German ‘summer time’ starts Sunday

Petra Lessoing
Kaiserslautern American

***image1***Clocks must be reset from 2 to 3 a.m.

Daylight savings time in Germany starts Sunday. Clocks have to be set forward one hour, from 2 a.m. to 3 a.m.
Germans call the period from the last Sunday in March to the last Sunday in October “summer time.”
The official introduction of summer time in Germany took place in 1980.
It was started in order to save energy and fully use daylight.
The reason for energy saving dates back to the fuel crisis in 1973, when fuel supplies were low.
Germany also wanted to adjust the time to the other European countries, which introduced summer time earlier.
According to the Federal Environmental Office, energy consumption increased during summer time.
This is contrary to initial intentions and hopes.
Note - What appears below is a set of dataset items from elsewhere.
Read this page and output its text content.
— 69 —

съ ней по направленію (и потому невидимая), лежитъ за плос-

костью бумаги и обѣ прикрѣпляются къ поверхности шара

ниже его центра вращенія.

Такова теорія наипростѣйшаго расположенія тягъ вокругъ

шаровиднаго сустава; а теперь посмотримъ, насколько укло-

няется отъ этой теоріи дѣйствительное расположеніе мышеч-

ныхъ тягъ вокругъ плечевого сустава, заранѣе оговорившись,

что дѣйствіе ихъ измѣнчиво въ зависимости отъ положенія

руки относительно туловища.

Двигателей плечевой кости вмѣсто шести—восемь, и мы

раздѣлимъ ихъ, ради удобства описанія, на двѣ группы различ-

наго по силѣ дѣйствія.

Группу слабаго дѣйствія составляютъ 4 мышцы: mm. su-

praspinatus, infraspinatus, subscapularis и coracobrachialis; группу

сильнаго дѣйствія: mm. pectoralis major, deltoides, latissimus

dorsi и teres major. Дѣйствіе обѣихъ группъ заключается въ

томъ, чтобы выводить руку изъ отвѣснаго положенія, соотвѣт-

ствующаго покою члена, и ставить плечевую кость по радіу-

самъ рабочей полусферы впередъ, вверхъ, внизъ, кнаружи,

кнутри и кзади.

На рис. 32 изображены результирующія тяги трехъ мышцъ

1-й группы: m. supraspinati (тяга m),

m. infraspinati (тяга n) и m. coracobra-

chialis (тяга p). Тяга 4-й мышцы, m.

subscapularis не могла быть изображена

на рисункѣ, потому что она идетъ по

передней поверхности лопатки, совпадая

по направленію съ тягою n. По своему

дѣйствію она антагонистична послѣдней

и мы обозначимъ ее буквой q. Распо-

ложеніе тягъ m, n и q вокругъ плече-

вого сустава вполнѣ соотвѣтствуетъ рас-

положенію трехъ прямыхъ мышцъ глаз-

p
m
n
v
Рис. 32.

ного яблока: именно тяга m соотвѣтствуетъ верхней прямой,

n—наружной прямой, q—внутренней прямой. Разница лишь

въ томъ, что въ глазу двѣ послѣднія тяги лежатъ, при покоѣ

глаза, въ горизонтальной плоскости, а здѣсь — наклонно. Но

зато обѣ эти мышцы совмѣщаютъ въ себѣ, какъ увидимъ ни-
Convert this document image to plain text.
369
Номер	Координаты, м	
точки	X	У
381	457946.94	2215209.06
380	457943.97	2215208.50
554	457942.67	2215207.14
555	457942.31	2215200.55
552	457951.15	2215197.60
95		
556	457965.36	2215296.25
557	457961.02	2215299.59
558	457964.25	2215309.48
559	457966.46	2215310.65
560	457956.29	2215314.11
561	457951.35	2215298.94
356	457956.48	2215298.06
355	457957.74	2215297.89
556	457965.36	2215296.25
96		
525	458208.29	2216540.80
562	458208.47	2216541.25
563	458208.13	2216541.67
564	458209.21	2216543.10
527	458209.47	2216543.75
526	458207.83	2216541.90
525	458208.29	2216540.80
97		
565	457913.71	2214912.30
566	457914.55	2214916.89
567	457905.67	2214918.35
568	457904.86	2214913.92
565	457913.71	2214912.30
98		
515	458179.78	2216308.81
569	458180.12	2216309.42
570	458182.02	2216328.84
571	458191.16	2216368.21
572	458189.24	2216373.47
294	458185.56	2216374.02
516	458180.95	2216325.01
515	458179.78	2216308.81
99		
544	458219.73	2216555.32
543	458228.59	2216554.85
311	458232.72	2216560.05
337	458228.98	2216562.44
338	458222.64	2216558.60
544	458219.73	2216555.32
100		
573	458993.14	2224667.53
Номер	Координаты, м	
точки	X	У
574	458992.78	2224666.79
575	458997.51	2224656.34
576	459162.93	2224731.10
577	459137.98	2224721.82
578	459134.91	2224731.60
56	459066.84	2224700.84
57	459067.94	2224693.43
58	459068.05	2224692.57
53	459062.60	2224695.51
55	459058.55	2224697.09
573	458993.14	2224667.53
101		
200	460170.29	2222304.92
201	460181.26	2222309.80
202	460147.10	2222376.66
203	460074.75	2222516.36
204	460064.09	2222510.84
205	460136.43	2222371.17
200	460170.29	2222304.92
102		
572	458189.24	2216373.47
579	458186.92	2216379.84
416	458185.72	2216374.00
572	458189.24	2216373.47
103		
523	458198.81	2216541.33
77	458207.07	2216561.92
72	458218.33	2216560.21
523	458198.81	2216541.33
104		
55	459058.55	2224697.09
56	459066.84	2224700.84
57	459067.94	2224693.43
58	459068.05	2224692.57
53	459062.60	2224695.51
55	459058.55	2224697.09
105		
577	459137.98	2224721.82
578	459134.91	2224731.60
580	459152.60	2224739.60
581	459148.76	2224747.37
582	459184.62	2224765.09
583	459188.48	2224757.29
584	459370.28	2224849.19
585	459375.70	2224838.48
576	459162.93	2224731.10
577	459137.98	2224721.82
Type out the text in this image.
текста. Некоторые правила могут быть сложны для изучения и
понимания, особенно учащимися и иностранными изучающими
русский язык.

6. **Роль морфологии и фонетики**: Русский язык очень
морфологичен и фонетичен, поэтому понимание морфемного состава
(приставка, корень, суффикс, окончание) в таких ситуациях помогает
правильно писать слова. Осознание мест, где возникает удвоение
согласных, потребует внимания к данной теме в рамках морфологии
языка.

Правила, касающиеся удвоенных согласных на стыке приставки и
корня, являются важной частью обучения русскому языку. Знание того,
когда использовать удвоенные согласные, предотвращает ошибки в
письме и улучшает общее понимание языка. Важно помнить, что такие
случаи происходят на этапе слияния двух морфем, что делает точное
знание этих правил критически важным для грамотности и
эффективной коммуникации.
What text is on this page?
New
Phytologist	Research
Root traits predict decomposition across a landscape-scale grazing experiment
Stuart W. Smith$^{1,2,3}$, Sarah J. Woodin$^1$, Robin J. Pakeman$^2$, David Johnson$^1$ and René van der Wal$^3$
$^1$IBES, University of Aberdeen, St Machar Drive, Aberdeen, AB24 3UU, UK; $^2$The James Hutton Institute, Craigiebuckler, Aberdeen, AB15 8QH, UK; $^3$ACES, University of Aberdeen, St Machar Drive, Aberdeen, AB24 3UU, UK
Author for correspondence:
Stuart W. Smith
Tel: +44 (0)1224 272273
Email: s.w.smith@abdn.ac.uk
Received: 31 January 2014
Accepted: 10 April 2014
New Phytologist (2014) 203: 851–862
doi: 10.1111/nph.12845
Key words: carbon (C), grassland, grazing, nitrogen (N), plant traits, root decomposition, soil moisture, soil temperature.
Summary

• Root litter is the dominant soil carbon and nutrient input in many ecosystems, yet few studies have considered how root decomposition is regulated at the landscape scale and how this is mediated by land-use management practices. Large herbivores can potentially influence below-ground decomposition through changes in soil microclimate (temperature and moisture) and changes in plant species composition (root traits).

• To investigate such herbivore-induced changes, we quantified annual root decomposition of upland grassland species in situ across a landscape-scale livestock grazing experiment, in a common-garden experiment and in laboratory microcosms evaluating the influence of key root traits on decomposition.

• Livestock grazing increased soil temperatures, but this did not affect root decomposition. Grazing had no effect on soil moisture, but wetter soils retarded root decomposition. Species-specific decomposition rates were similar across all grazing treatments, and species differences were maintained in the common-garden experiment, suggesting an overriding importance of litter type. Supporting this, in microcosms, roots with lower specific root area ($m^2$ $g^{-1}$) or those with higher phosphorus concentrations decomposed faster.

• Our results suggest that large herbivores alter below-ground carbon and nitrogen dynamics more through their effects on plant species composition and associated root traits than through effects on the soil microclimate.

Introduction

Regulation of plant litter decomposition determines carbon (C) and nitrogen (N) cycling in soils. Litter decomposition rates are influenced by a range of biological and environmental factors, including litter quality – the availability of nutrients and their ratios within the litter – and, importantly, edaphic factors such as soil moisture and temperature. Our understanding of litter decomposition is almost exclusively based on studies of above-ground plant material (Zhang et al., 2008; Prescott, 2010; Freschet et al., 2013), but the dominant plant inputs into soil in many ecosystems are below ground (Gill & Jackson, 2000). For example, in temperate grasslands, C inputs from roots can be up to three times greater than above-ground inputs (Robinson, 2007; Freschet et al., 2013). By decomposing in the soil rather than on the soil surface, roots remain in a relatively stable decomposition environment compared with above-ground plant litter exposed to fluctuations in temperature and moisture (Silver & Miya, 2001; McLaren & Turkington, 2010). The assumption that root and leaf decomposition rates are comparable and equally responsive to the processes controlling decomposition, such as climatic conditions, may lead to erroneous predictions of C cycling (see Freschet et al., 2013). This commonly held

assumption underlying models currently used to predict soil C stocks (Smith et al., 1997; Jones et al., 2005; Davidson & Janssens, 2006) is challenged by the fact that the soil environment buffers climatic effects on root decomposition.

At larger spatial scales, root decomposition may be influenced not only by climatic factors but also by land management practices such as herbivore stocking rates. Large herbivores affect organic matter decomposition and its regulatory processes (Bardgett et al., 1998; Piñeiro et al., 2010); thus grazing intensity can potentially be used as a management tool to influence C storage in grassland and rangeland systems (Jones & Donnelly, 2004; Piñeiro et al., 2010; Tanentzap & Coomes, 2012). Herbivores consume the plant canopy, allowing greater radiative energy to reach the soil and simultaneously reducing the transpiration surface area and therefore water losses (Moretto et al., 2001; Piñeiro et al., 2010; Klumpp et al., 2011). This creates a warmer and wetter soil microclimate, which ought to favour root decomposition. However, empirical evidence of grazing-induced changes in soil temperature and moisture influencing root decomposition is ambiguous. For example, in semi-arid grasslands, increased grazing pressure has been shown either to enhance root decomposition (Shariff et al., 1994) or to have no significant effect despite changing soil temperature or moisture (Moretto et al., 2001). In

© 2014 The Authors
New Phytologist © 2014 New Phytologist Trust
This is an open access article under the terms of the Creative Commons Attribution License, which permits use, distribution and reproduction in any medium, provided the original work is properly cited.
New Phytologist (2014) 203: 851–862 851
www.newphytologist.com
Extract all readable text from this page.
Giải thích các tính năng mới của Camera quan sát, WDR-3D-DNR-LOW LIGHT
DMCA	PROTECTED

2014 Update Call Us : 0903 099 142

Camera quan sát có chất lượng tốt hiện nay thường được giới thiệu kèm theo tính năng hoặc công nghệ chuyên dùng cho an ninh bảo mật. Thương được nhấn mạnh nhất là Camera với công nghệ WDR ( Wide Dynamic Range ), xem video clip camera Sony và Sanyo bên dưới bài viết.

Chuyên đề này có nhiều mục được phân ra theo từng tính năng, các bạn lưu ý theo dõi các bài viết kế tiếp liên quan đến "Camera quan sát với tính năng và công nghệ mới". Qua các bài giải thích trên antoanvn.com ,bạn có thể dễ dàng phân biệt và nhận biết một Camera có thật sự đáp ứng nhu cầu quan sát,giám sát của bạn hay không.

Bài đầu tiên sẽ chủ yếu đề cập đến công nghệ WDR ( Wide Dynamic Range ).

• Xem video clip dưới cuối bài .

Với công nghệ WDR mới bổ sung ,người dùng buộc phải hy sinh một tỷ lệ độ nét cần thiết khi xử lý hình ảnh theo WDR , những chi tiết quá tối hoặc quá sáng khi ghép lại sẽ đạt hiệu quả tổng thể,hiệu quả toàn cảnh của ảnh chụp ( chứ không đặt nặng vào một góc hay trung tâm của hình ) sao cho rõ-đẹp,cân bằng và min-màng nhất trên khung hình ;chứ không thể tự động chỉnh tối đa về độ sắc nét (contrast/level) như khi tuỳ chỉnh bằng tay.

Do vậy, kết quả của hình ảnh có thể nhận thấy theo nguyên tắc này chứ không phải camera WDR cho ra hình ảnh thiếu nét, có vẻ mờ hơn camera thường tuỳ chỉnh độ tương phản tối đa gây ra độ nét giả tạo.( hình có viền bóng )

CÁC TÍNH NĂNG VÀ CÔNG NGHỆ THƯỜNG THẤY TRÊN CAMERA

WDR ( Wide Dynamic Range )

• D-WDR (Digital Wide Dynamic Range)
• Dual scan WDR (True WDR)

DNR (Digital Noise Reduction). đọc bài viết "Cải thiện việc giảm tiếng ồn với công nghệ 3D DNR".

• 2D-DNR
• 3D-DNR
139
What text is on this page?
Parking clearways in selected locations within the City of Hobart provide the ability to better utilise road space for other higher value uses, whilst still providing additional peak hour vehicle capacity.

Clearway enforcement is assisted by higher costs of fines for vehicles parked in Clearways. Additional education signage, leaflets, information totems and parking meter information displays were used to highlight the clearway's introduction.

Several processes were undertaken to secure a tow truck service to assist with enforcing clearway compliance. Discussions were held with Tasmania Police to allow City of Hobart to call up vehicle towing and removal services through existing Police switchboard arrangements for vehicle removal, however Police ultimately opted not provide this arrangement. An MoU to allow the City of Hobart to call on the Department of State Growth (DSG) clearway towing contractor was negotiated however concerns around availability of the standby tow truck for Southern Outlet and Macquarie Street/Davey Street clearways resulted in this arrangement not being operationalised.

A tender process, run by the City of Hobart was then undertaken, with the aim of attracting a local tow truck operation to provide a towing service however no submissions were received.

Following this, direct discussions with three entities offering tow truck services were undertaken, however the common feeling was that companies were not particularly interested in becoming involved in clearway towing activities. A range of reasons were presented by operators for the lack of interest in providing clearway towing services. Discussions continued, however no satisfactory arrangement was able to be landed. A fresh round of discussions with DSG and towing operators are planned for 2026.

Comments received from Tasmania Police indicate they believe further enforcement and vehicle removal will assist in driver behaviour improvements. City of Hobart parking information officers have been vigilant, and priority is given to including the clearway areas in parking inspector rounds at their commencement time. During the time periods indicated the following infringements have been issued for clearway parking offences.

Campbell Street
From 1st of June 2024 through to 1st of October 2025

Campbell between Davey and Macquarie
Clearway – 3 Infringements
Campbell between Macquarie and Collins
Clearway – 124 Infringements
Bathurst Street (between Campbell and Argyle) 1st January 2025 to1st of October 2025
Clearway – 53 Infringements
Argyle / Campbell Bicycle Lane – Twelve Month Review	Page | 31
In the evening, there are savings in electrical light, but in the morning, more heat is needed since it still is cool.
But most people wanted to stick to summer time after a probation period because they liked the longer daylight in the evenings.
Actually, changes of the clock took place before. The first time took place from 1916 to 1918, and then again from 1940 to 1949. In 1947, clocks were even reset by two hours.
Today, summer time in Central Europe always starts the last Sunday in March and “winter time,” which is also considered normal time, begins the last Sunday in October, when clocks are turned back from 3 to 2 a.m.
Daylight savings time in the United States starts a week later than in Europe, the first Sunday in April.